How To Keep Away From Moldng Kids Into Your Dream Ideas

We all want what's best for our kids. We want them to be happy and successful. But could it be that you are projecting your dreams onto your kids? Do you know what they want for themselves? Many parents think "good parenting" means making sure your child excels in academics, attends a top college and makes a lot of money.

On one level we know that getting good grades does not ensure getting a great job – let alone result in being happy. In fact, most people are miserable in their jobs. Yet, if our child doesn't follow this conventional path, there's a tendency to think we have failed in some way. Nonsense!

Consider this: Instead of pushing your kid to get the highest grade, find out what your teen's interests and passions are. Here's how. Ask your teen these 5 key questions:

1. What do you want to do all day?

If your son answers, "I just want to play video games," just listen, don't panic. Video game designing is a hot new field. Recently a father and his 16-year-old son discovered that a passion for playing video games can pay off. Granted not all kids who enjoy computer games have what it takes to turn it into a bona fide career. In this case, game artist suited this young man's natural strengths.

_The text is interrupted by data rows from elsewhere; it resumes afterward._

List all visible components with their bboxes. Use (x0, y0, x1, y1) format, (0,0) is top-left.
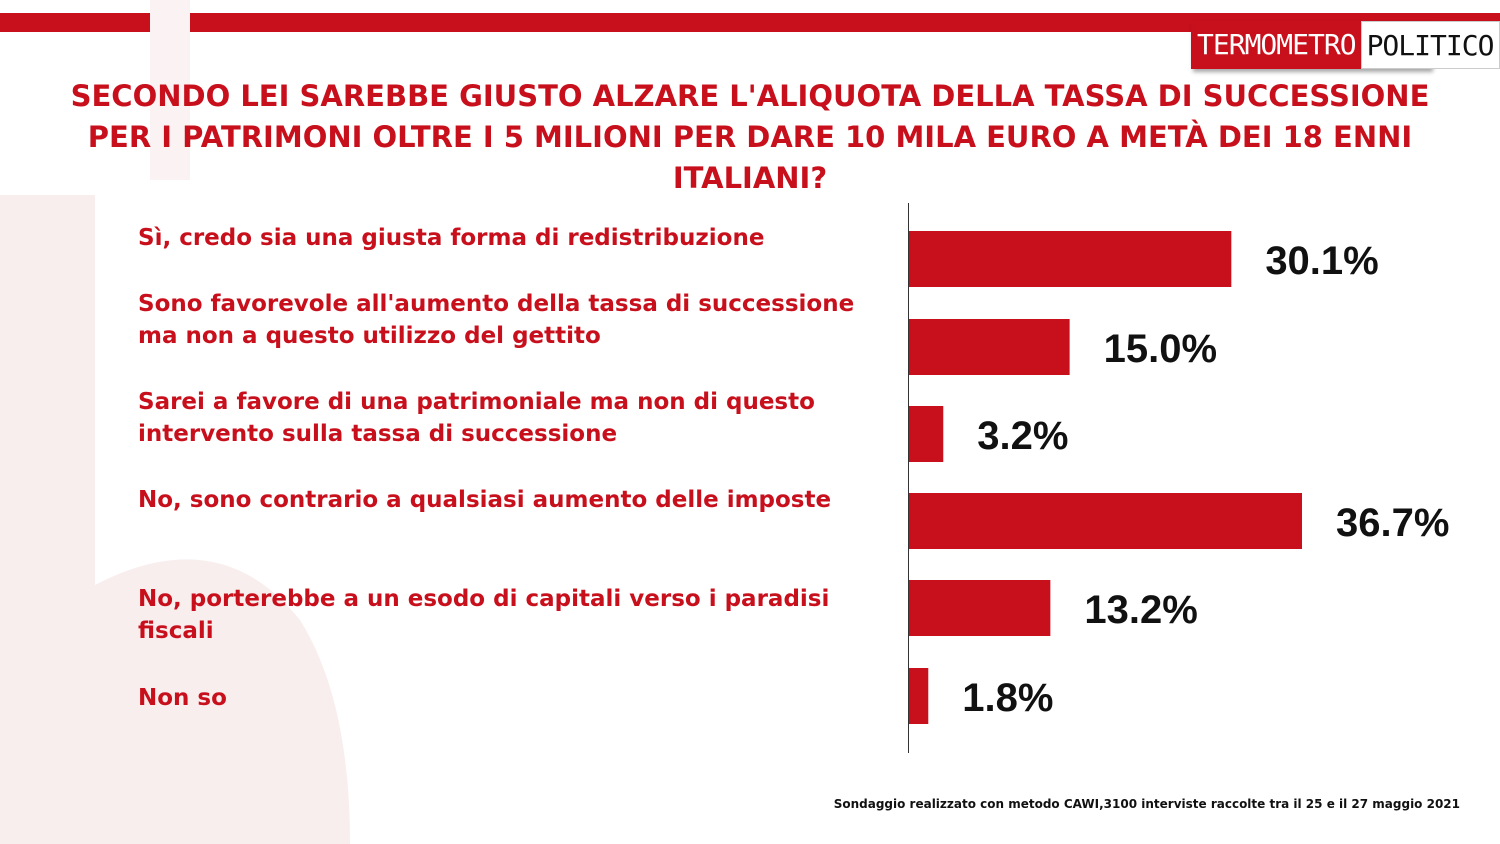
category-label-4: No, sono contrario a qualsiasi aumento d… (138, 487, 832, 513)
value-label-3: 3.2% (977, 414, 1068, 458)
value-label-5: 13.2% (1084, 588, 1197, 632)
top-accent-bar (0, 13, 1500, 32)
bar-2 (909, 319, 1070, 375)
category-label-2: Sono favorevole all'aumento della tassa … (138, 291, 855, 349)
category-label-6: Non so (138, 685, 227, 711)
category-label-5: No, porterebbe a un esodo di capitali ve… (138, 586, 830, 644)
value-label-4: 36.7% (1336, 501, 1449, 545)
termometro-politico-logo: TERMOMETRO POLITICO (1191, 21, 1500, 69)
bar-6 (909, 668, 929, 724)
y-axis-line (908, 203, 909, 753)
bar-1 (909, 231, 1232, 287)
bar-3 (909, 406, 944, 462)
category-label-3: Sarei a favore di una patrimoniale ma no… (138, 389, 815, 447)
bar-5 (909, 580, 1051, 636)
value-label-6: 1.8% (962, 676, 1053, 720)
bar-4 (909, 493, 1302, 549)
category-label-1: Sì, credo sia una giusta forma di redist… (138, 225, 765, 251)
value-label-1: 30.1% (1265, 239, 1378, 283)
footnote: Sondaggio realizzato con metodo CAWI,310… (833, 797, 1460, 811)
value-label-2: 15.0% (1104, 327, 1217, 371)
logo-left-text: TERMOMETRO (1191, 21, 1361, 69)
logo-right-text: POLITICO (1360, 21, 1500, 69)
chart-title: SECONDO LEI SAREBBE GIUSTO ALZARE L'ALIQ… (70, 79, 1430, 195)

2. Which of your natural talents do you enjoy the most?

The best way to approach this is by noting what your child is already good at. Talent is defined as "a natural ability, aptitude or recurring productive behavior." If your teen has trouble answering, go ahead and offer your observations. Just make sure you don't project your dreams onto your daughter. Remember Casey's mom in the movie Ice Princess? Rather than being supportive, this mom let her own preferences get in the way as Casey began to realize her real passion was ice skating, not attending Harvard.

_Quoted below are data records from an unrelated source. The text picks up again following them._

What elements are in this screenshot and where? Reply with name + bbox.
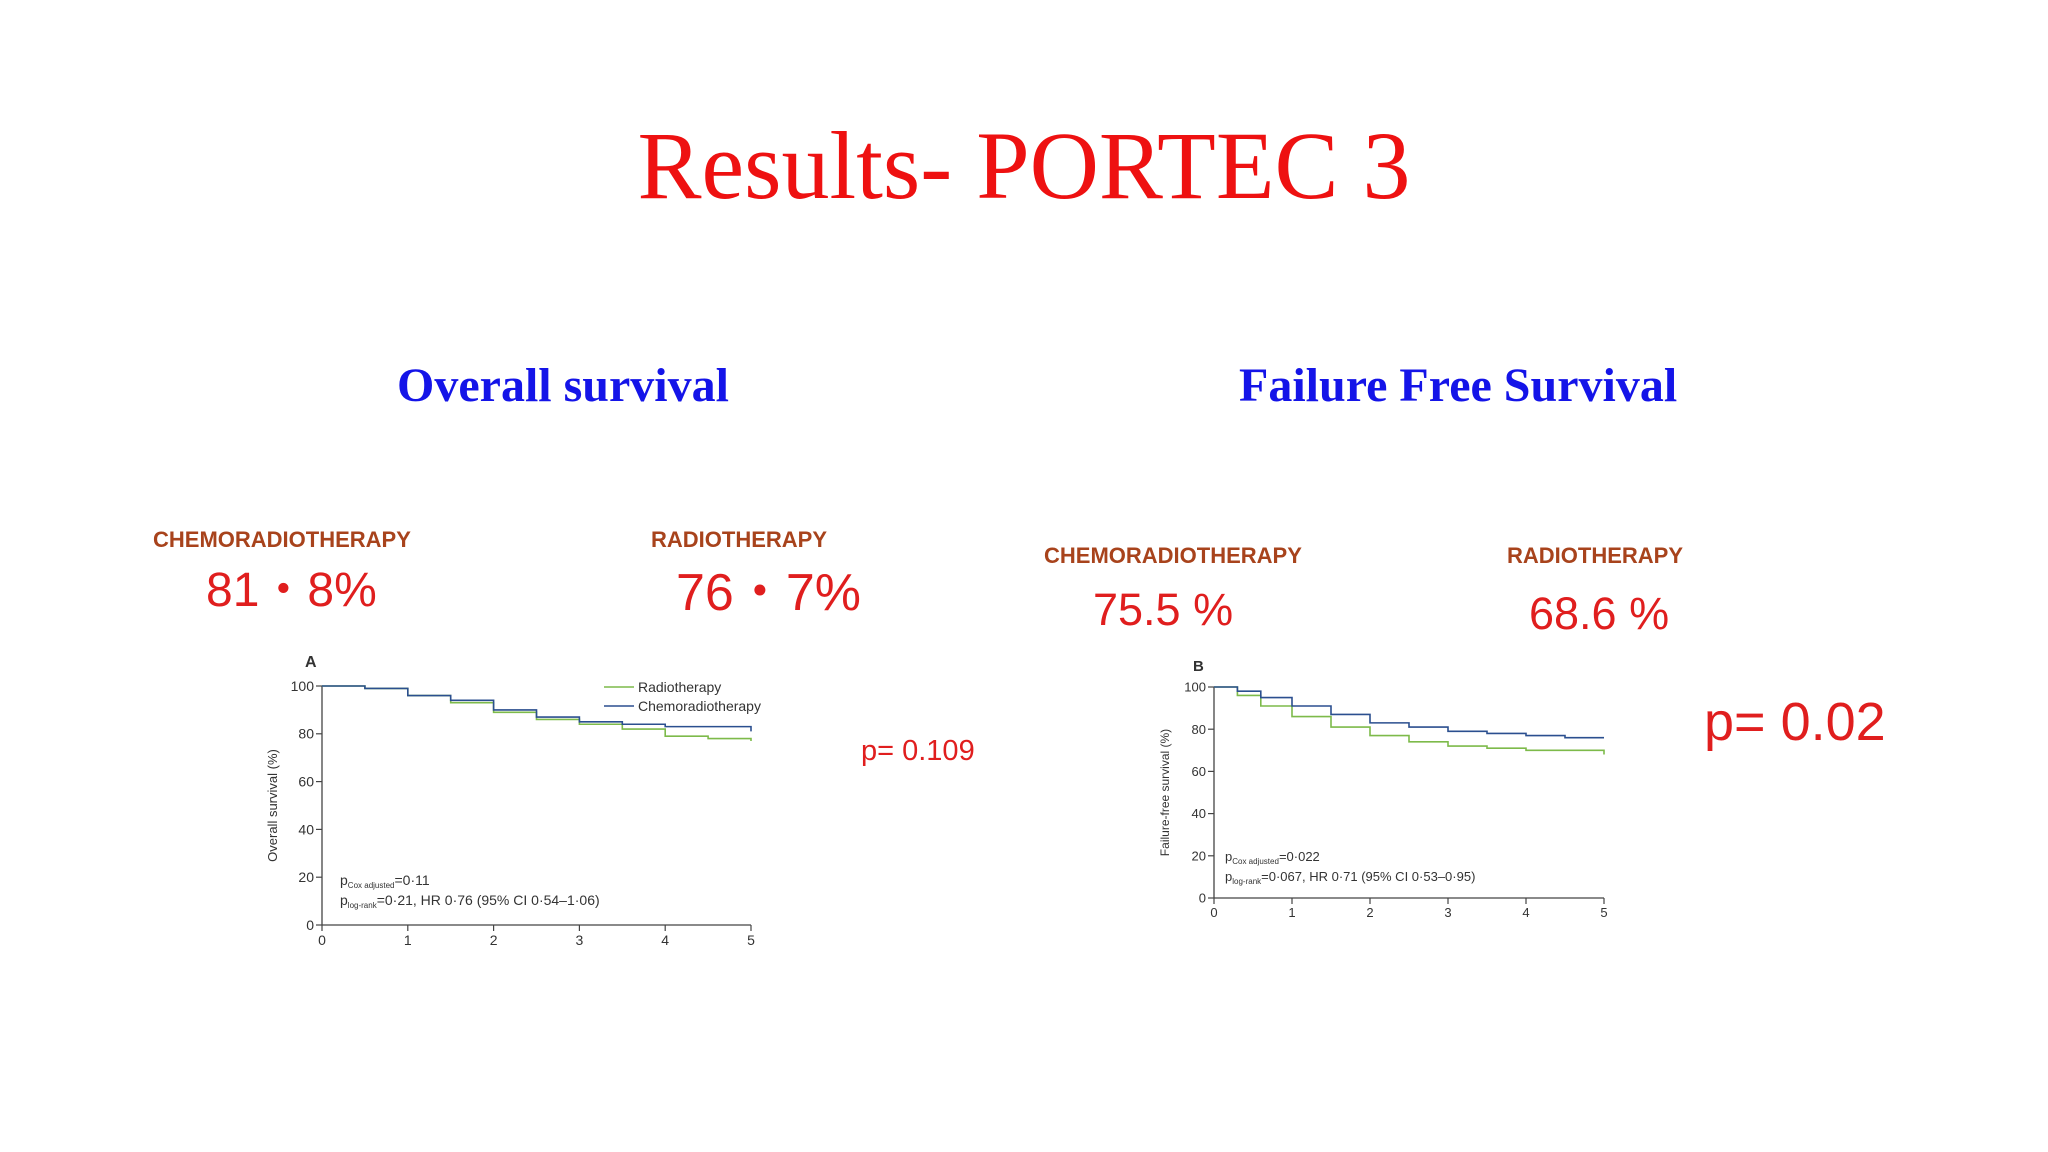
ffs-x-tick-label: 3 (1444, 905, 1451, 920)
slide-title: Results- PORTEC 3 (637, 112, 1411, 219)
ffs-chemoradiotherapy-rate: 75.5 % (1093, 584, 1234, 635)
os-y-axis-label: Overall survival (%) (265, 749, 280, 862)
ffs-x-tick-label: 5 (1600, 905, 1607, 920)
os-x-tick-label: 4 (661, 932, 669, 948)
ffs-y-tick-label: 100 (1184, 680, 1206, 695)
ffs-x-tick-label: 1 (1288, 905, 1295, 920)
ffs-radiotherapy-label: RADIOTHERAPY (1507, 543, 1684, 568)
os-y-tick-label: 40 (298, 821, 314, 837)
os-y-tick-label: 80 (298, 726, 314, 742)
os-radiotherapy-rate: 76・7% (676, 564, 861, 622)
os-x-tick-label: 0 (318, 932, 326, 948)
ffs-y-tick-label: 60 (1192, 764, 1206, 779)
ffs-radiotherapy-rate: 68.6 % (1529, 588, 1670, 639)
ffs-panel-letter: B (1193, 658, 1204, 675)
os-y-tick-label: 100 (291, 678, 315, 694)
os-annotation: pCox adjusted=0·11 (340, 872, 430, 890)
os-x-tick-label: 2 (490, 932, 498, 948)
ffs-x-tick-label: 0 (1210, 905, 1217, 920)
ffs-y-tick-label: 20 (1192, 848, 1206, 863)
ffs-series-radiotherapy (1214, 686, 1605, 755)
ffs-chemoradiotherapy-label: CHEMORADIOTHERAPY (1044, 543, 1302, 568)
os-y-tick-label: 20 (298, 869, 314, 885)
failure-free-survival-heading: Failure Free Survival (1239, 359, 1678, 412)
os-chemoradiotherapy-label: CHEMORADIOTHERAPY (153, 527, 411, 552)
ffs-y-tick-label: 80 (1192, 722, 1206, 737)
os-x-tick-label: 5 (747, 932, 755, 948)
ffs-p-value: p= 0.02 (1704, 692, 1886, 752)
ffs-annotation: pCox adjusted=0·022 (1225, 849, 1320, 866)
os-y-tick-label: 0 (306, 917, 314, 933)
os-annotation: plog-rank=0·21, HR 0·76 (95% CI 0·54–1·0… (340, 892, 600, 910)
ffs-y-tick-label: 0 (1199, 891, 1206, 906)
os-x-tick-label: 3 (576, 932, 584, 948)
os-legend-label: Radiotherapy (638, 679, 721, 695)
os-series-chemoradiotherapy (322, 685, 752, 732)
os-radiotherapy-label: RADIOTHERAPY (651, 527, 828, 552)
ffs-series-chemoradiotherapy (1214, 686, 1604, 739)
os-x-tick-label: 1 (404, 932, 412, 948)
os-legend-label: Chemoradiotherapy (638, 698, 761, 714)
ffs-y-tick-label: 40 (1192, 806, 1206, 821)
ffs-y-axis-label: Failure-free survival (%) (1158, 729, 1172, 856)
os-p-value: p= 0.109 (861, 735, 975, 767)
os-panel-letter: A (305, 654, 317, 671)
overall-survival-heading: Overall survival (397, 359, 729, 412)
ffs-x-tick-label: 2 (1366, 905, 1373, 920)
os-chemoradiotherapy-rate: 81・8% (206, 564, 377, 617)
os-y-tick-label: 60 (298, 774, 314, 790)
ffs-annotation: plog-rank=0·067, HR 0·71 (95% CI 0·53–0·… (1225, 869, 1475, 886)
ffs-x-tick-label: 4 (1522, 905, 1529, 920)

3. Where do you want to do it?

Where you work – your work environment – is just as important as what you will be doing. Most people are dissatisfied or mismatched in their jobs; don't let your teen become one of them. Plenty of people are stuck in an office when they'd rather be outdoors. Or they work in a big corporate environment when they'd really shine in a smaller company. A case in point is a pre-law student who discovered that law is the right career path for her, if she works in a corporate environment, not in private practice with a small law firm.

4. What are the challenges that lie ahead?

Often kids have no idea what will be required of them to reach their career goals. We must help them do their due diligence upfront. For example, a teen who wasn't even keen on attending college didn't know that to become a successful criminologist he would have to obtain a bachelor's degree and that most go on to get a master's degree in behavioral science. Luckily, he found out in advance and switched to another, more suitable path. Don't wait until your teen is in college to find out he's studying the wrong field. The trial-and-error method is expensive and deflating.

5. What might your career ladder look like to reach your dream job?

It generally takes years to prepare for a career. Teens can get a great initial direction in life if they start paying attention to their interests and transform them into a fun job right now – whether they get paid for it or not. Interning and volunteering may not seem appealing, but they can lead to paid opportunities. For example, one budding writer, a junior in high school, wrote for his school paper, and now he is writing a teen column for the local daily newspaper. He has his own byline and is getting paid $15 for each story. This experience will put him ahead of his peers in the marketplace.

These career conversation starters will help your children clarify what steps they can take right now to land their dream job. Remember to keep clear of the parental trap of wanting your teen to succeed at all costs. Get to know who your kids are. If you really want them to be happy and have a fulfilling life, stay away from molding them into your ideas of whom they ought to be.